Los profesionales que cubren lo que no es noticia no se salen del guión, planos de las cifras termométricas, apunte estadístico de la comparativa con veranos anteriores, entrevistas a viandantes a los que le suelen faltar piezas dentales, que aportan poco o nada. Y planos de los atávicos remedios para defenderse del sol cuando la realidad es que la forma generalizada de combatir el calor es el aire acondicionado.

En pocas ocasiones la cobertura periodística incorpora el papel del cambio climático en el calentamiento del planeta o aporta opiniones de expertos con soluciones al problema. En el apartado meteorológico, el tiempo soleado será el bueno y el nublado o la lluvia será el malo porque la inercia manda sobre las rutinas profesionales.
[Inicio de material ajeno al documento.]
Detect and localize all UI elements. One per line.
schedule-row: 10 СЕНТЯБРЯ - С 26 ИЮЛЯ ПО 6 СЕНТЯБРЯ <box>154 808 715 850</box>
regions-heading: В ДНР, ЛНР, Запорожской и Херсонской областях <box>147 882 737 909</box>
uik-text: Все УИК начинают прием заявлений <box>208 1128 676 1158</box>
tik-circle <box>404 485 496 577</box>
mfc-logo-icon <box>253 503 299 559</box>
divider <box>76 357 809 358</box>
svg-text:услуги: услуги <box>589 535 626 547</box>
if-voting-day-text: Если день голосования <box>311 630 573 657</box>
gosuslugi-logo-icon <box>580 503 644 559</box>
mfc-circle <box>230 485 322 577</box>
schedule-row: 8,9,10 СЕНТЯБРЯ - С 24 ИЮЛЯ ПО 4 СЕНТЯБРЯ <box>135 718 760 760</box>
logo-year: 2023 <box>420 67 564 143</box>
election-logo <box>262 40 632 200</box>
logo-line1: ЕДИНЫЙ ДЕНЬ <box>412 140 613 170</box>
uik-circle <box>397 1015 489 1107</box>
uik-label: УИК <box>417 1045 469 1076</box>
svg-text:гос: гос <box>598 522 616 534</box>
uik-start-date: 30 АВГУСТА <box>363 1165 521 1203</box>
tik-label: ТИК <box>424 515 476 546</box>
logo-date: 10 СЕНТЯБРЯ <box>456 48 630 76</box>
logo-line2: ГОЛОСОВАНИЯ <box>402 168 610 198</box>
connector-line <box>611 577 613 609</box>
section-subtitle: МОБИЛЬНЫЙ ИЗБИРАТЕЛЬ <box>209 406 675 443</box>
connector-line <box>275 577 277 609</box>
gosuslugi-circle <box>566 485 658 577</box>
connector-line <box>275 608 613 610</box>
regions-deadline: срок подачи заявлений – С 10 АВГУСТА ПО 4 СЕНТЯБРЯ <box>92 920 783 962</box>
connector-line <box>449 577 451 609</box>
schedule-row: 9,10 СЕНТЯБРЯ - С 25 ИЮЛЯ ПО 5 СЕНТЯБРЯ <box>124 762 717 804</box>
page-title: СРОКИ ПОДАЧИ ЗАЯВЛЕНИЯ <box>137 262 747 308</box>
La semana pasada en Sevilla y otras capitales andaluzas las asociaciones de madres y padres de algunos colegios públicos se han movilizado para pedir aire acondicionado en las aulas. Es verdad que el desastre climático nos cambia la vida con el adelantamiento y alargamiento del verano y el acortamiento de la primavera, el otoño y el invierno y habrá que ir adaptando las aulas y los horarios a la nueva realidad.

Los ventiladores en los techos deben incorporarse al mobiliario escolar, así como las propuestas de la Red Sevilla por el Clima con alternativas bioclimáticas para los centros de enseñanza que incluyen convertir sus azoteas en cubiertas verdes, aumentar las zonas de sombra con arbolado e incrementar el número de pérgolas, entre otras propuestas.

El clima nos cambia la vida y la solución pasa por un compromiso individual y colectivo con las energías renovables, la transición a una economía baja en carbono y una estrategia de cero emisiones de CO2, que son las medidas que odian Trump y las personas que piensan como él dentro y fuera de Estados Unidos.